The Supreme Court’s decision has been met with mixed reactions. Gun rights advocates, like Michael Cargill, owner of Central Texas Gun Works, view it as a reaffirmation of constitutional rights. Cargill, an Army veteran, sued the government after being forced to surrender his bump stocks under the ATF’s rule. His legal team praised the ruling, arguing that the ATF overstepped its authority by attempting to rewrite criminal laws without congressional action.

Critics of the decision, including Justice Sonia Sotomayor, argue that it undermines public safety. Sotomayor, joined by Justices Elena Kagan and Ketanji Brown Jackson in dissent, contended that a bump-stock-equipped semiautomatic rifle essentially functions as a machinegun and should be regulated accordingly. President Biden also criticized the ruling, calling on Congress to ban bump stocks and “assault” weapons to prevent mass shootings.

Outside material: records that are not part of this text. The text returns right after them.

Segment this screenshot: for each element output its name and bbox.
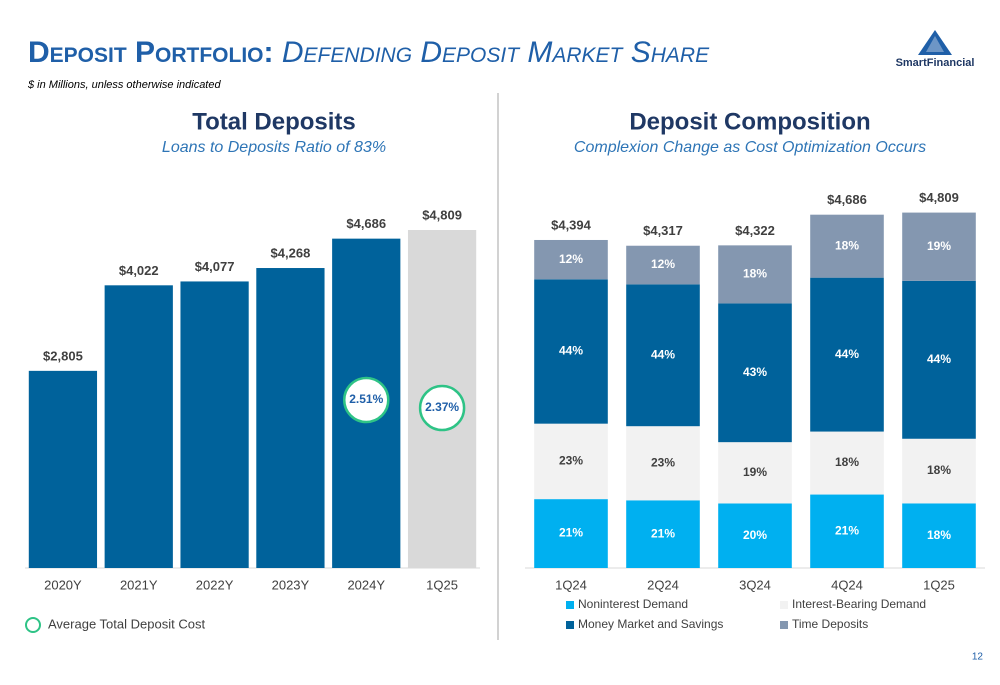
logo-mark (918, 30, 952, 55)
x-tick-label: 4Q24 (831, 577, 863, 592)
value-label: $4,686 (346, 216, 386, 231)
bar-segment (902, 438, 976, 504)
bar-segment (718, 442, 792, 504)
bar-segment (718, 503, 792, 568)
legend-marker (25, 617, 41, 633)
segment-label: 44% (835, 347, 859, 361)
value-label: $4,268 (271, 245, 311, 260)
bar-segment (626, 284, 700, 427)
segment-label: 20% (743, 528, 767, 542)
segment-label: 44% (927, 352, 951, 366)
bar-segment (718, 245, 792, 304)
segment-label: 44% (651, 347, 675, 361)
segment-label: 18% (927, 528, 951, 542)
note: $ in Millions, unless otherwise indicate… (27, 79, 221, 91)
segment-label: 21% (559, 526, 583, 540)
legend-label: Time Deposits (792, 617, 868, 631)
chart-subtitle: Loans to Deposits Ratio of 83% (162, 139, 386, 156)
bar-segment (902, 280, 976, 439)
total-label: $4,317 (643, 223, 683, 238)
logo: SmartFinancial (896, 30, 975, 69)
bar-segment (534, 423, 608, 500)
bar (104, 285, 173, 568)
x-tick-label: 3Q24 (739, 577, 771, 592)
bar-segment (902, 503, 976, 568)
segment-label: 12% (651, 257, 675, 271)
page-number: 12 (972, 652, 984, 663)
legend-label: Noninterest Demand (578, 597, 688, 611)
x-tick-label: 1Q25 (923, 577, 955, 592)
chart-subtitle: Complexion Change as Cost Optimization O… (574, 139, 926, 156)
legend-swatch (780, 601, 788, 609)
annotation-circle (418, 384, 466, 432)
logo-mark-highlight (926, 36, 944, 52)
x-tick-label: 2024Y (347, 577, 385, 592)
bar-segment (534, 499, 608, 568)
slide-title: Deposit Portfolio: Defending Deposit Mar… (28, 36, 710, 69)
segment-label: 19% (927, 239, 951, 253)
x-tick-label: 1Q24 (555, 577, 587, 592)
legend-swatch (566, 621, 574, 629)
segment-label: 18% (835, 455, 859, 469)
bar-segment (626, 426, 700, 501)
segment-label: 44% (559, 344, 583, 358)
value-label: $4,077 (195, 259, 235, 274)
bar (28, 370, 98, 568)
bar-segment (810, 494, 884, 568)
segment-label: 18% (835, 238, 859, 252)
bar-segment (810, 431, 884, 495)
x-tick-label: 2020Y (44, 577, 82, 592)
bar-segment (626, 245, 700, 285)
total-label: $4,686 (827, 192, 867, 207)
x-tick-label: 1Q25 (426, 577, 458, 592)
title-italic: Defending Deposit Market Share (282, 36, 710, 69)
bar-segment (810, 214, 884, 278)
segment-label: 21% (651, 526, 675, 540)
segment-label: 18% (927, 463, 951, 477)
segment-label: 43% (743, 365, 767, 379)
segment-label: 18% (743, 267, 767, 281)
annotation-label: 2.37% (425, 400, 459, 414)
segment-label: 23% (559, 454, 583, 468)
bar-segment (626, 500, 700, 568)
legend-swatch (780, 621, 788, 629)
logo-text: SmartFinancial (896, 57, 975, 69)
total-label: $4,809 (919, 190, 959, 205)
x-tick-label: 2Q24 (647, 577, 679, 592)
value-label: $4,022 (119, 263, 159, 278)
bar (180, 281, 249, 568)
x-tick-label: 2022Y (196, 577, 234, 592)
chart-title: Deposit Composition (629, 108, 870, 135)
legend-label: Average Total Deposit Cost (48, 616, 205, 631)
bar-segment (902, 212, 976, 281)
value-label: $4,809 (422, 207, 462, 222)
legend-label: Money Market and Savings (578, 617, 723, 631)
annotation-circle (343, 376, 390, 424)
legend-swatch (566, 601, 574, 609)
title-main: Deposit Portfolio: (28, 36, 274, 69)
bar-segment (534, 239, 608, 280)
segment-label: 19% (743, 465, 767, 479)
segment-label: 12% (559, 252, 583, 266)
legend-label: Interest-Bearing Demand (792, 597, 926, 611)
segment-label: 21% (835, 523, 859, 537)
bar-segment (534, 279, 608, 424)
bar-segment (810, 277, 884, 432)
total-label: $4,394 (551, 217, 592, 232)
chart-title: Total Deposits (192, 108, 356, 135)
bar (256, 268, 325, 568)
x-tick-label: 2021Y (120, 577, 158, 592)
annotation-label: 2.51% (349, 392, 383, 406)
x-tick-label: 2023Y (272, 577, 310, 592)
segment-label: 23% (651, 455, 675, 469)
total-label: $4,322 (735, 223, 775, 238)
value-label: $2,805 (43, 348, 83, 363)
bar-segment (718, 303, 792, 443)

The ruling has far-reaching implications for gun owners and the firearms industry. Bump stocks, which first appeared in the early 2000s, allow for a higher rate of fire by harnessing the recoil energy of a semiautomatic weapon. The Supreme Court’s decision means that the estimated half a million bump stocks in circulation before the federal ban can now be lawfully owned and used.

For Second Amendment advocates, this ruling is a critical affirmation of the right to bear arms and a rejection of regulatory overreach. It underscores the importance of adhering to the constitutional framework when interpreting laws related to firearms. As debates over gun control continue, the Supreme Court’s decision will undoubtedly influence future legislative and judicial actions concerning the Second Amendment.

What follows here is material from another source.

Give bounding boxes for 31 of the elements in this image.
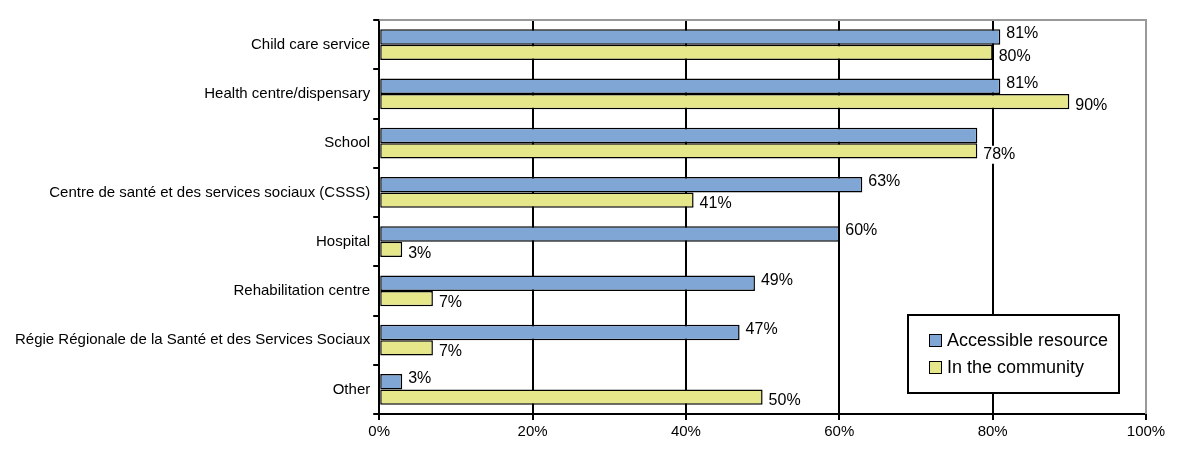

The battle over bump stocks highlights the ongoing tension between gun rights and gun control efforts. While the Supreme Court has clarified the legal status of these devices, the broader debate over firearm regulations and Second Amendment rights is far from settled. As the nation grapples with issues of public safety and constitutional freedoms, this ruling serves as a reminder of the complex and often contentious nature of gun policy in America.